At a time when discussions on how to revitalise Mozambique’s manufacturing industry are accelerating, Semanário Económico has been looking at successful examples, including Beluluane Industrial Park.
A public-private initiative between the Mozambican state represented by APIEX, with 40% of the shares, and the private sector represented by Chiefton, with 60% of the shares and comprising Mozambican and Swiss investors, Beluluane Industrial Park, created in the 2000s, housing light industries such as clothing, manufacturing, including automobile and general engineering, and aluminium processing industries.
Beluluane Industrial Park has recorded investments of around US$3 billion, and over 40 companies participating, generating more than 5,000 jobs.
“In the last five years, we have had about 14 new investors, of whom about 10 have already established themselves and are operating, with the remaining five in the project approval phase,” general manager Onório Manuel reports.
Manuel explains that most of the companies in the park are linked to the metal processing industry. “Some provide services to Mozal; some of them are owned by Mozambicans and others by South Africans.
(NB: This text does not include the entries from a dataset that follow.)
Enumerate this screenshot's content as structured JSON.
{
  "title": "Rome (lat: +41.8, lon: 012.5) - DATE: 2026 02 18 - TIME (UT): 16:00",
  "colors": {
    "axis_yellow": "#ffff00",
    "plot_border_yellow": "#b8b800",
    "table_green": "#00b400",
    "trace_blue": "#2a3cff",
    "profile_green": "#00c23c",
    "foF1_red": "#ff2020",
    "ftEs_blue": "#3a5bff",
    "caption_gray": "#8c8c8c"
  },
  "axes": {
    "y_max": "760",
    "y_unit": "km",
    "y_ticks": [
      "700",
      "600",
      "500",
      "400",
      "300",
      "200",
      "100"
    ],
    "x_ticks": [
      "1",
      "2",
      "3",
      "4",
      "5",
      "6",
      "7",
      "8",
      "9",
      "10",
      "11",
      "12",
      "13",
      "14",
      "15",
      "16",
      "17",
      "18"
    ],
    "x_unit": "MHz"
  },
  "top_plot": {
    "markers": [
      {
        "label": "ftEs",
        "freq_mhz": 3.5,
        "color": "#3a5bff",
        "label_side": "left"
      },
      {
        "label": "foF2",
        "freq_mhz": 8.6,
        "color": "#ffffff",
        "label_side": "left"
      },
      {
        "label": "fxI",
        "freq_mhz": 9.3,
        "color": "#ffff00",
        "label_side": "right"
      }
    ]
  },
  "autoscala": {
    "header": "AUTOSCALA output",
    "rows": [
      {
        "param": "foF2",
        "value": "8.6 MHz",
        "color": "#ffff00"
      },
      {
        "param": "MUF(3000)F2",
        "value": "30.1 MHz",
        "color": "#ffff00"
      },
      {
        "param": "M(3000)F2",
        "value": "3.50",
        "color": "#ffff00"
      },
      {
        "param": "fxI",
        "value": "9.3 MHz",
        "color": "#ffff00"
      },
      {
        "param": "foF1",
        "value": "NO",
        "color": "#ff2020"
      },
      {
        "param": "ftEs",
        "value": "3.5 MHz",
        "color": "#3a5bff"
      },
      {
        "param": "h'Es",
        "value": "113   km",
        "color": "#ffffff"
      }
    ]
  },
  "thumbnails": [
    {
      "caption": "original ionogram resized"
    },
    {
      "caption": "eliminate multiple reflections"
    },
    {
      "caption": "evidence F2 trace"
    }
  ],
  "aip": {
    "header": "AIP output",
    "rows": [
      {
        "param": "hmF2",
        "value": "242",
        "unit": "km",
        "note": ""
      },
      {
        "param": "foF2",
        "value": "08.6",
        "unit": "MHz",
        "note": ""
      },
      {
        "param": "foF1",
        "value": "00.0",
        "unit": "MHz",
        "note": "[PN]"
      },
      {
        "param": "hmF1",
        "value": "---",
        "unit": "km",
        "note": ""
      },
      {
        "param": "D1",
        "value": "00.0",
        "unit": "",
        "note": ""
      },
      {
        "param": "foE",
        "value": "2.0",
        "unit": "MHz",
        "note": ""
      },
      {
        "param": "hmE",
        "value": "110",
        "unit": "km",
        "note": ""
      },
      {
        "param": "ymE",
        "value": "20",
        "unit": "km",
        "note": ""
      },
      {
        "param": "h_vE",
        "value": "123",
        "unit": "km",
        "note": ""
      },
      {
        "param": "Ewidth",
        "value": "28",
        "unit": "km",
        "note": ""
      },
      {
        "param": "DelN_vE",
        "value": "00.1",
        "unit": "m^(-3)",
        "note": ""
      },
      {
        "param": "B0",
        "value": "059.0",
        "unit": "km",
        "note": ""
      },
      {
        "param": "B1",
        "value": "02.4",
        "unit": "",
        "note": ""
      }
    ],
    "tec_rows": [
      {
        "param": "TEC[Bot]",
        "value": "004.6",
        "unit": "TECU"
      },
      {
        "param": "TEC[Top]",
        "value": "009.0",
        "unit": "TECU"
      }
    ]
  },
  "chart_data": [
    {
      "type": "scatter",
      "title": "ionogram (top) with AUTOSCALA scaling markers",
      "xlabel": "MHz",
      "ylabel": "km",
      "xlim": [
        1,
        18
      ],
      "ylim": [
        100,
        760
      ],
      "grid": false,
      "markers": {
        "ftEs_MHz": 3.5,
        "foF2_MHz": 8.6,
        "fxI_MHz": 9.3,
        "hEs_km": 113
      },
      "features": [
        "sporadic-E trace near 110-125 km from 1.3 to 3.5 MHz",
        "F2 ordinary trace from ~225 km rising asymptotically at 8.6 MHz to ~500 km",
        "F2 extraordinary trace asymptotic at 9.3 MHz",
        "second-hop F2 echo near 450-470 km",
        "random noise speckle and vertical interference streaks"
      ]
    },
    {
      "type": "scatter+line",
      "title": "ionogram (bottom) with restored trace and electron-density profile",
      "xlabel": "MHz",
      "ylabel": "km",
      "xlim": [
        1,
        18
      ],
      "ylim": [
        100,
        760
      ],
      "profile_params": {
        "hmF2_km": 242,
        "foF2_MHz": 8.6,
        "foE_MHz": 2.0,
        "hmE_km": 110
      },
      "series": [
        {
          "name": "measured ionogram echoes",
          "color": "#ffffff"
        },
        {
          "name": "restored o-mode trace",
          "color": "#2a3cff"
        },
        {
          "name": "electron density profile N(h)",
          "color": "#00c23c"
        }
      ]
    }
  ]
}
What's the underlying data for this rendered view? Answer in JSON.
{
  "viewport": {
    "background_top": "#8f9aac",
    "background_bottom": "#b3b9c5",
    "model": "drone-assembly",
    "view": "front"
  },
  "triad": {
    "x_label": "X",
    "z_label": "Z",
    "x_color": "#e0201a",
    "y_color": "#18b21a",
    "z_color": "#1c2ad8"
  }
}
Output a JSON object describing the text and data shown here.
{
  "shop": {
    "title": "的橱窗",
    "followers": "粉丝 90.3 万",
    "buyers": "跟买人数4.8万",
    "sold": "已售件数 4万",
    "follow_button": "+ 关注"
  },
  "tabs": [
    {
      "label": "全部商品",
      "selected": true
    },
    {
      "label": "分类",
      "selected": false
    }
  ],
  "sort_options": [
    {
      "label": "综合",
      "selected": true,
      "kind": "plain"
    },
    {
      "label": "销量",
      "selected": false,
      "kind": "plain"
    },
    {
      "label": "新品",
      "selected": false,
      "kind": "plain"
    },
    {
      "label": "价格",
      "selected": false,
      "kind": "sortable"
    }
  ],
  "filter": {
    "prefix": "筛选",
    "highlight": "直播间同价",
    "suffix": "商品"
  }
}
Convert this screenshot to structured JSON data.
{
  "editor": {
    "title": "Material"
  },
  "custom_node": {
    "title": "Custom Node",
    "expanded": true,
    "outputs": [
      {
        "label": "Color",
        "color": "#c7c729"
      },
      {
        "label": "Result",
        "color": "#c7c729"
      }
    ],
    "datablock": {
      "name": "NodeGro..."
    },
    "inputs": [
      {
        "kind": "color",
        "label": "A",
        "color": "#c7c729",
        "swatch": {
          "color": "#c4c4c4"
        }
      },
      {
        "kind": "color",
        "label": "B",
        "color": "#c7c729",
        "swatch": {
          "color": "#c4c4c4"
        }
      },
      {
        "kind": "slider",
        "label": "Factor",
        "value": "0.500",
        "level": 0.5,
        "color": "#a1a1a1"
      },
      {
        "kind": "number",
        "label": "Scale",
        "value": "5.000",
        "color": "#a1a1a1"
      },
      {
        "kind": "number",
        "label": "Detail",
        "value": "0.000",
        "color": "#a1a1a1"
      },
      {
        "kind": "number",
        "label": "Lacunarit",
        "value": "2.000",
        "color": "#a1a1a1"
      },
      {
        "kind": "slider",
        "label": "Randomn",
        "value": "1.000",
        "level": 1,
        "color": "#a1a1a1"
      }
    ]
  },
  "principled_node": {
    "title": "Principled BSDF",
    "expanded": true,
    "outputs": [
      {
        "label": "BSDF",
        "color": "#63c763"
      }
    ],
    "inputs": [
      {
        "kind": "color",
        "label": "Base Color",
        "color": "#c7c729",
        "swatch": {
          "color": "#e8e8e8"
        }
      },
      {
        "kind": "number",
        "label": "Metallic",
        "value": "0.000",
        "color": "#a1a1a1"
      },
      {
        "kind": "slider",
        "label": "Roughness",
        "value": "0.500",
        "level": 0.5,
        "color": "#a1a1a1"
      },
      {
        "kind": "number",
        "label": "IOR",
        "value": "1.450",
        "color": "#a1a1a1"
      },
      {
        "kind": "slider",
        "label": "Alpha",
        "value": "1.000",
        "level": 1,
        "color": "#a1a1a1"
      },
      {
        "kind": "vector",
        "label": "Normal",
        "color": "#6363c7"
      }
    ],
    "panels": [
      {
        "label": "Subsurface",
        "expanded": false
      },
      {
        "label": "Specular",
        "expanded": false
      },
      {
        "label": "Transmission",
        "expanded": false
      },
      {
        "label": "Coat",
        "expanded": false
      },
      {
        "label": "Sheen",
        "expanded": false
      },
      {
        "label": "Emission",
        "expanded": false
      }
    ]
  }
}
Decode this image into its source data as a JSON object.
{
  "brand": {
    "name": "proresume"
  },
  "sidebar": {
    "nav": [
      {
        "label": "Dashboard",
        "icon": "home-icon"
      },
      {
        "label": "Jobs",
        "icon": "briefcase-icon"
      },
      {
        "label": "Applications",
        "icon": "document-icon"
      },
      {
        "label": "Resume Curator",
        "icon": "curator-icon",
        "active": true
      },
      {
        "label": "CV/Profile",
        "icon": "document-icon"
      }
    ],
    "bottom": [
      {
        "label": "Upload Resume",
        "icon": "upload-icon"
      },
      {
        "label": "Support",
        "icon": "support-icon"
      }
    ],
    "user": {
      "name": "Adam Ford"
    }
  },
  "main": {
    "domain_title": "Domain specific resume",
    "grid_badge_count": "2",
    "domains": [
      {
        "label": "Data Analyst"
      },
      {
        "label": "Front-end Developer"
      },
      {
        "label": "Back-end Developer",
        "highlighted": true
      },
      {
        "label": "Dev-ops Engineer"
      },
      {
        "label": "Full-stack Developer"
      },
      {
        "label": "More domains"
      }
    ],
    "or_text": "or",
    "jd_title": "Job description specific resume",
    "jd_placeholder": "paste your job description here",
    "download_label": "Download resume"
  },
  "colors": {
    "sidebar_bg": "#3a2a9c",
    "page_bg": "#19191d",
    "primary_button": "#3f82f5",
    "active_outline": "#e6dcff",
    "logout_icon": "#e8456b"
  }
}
Another sector is construction material,” he says. “But we’ve also got a company that manufactures artificial hair, and another that recycles metals.”
The government’s commitment to the industrial zone was demonstrated by it making the Beluluane Free Zone a favoured location with the Southern African region for industrial and export-oriented activities. Enterprises operating there benefit from significant exemptions in customs and tax duties, with the emphasis on the IRPC [Corporate Income Tax].
“The burden of IRPC in Mozambique is 32%. Companies operating under an industrial free zone regime enjoy exemption in the first 10 years, during which there is no IRPC to pay. From the 11th to the 15th year of activity, there is a 50% exemption, that is, instead of paying 32%, they pay 16%. And from the 15th year of activity to the remaining life of the project, there is a 25% reduction, that is, companies only pay 75% of the 32% IRPC tax rate, meaning that they pay 24%,” Manuel explains.
Manuel stresses that the companies in Beluluane Industrial Park make the best use of an industrial umbrella that ranges from access to energy and water, good roads and modern information technologies.
This, combined with the Park’s strategic location, means exporters enjoy a considerable advantage when competing in world markets.
“Investors compare all these factors when they are thinking about whether to settle in Mozambique or in another SADC country,” Manuel points out.
The 2020-2030 Beluluane Development Master Plan foresees approximately US$100 million being used to create infrastructure in the more-than 500 hectares of the area yet to be developed.
Another important step is connected to the roll-out of the Park concept to other parts of the country, including Cabo Delgado, on account of its emerging oil and gas industry.
“We are attentive to these opportunities, and seeing if there may be industries willing to settle here that could leverage the complementary downstream areas in the oil and gas industry,” Onório Manuel concludes.
Natural gas from the Rovuma basin is behind a 2,000 MW energy generation project already approved for the Beluluane Industrial Park.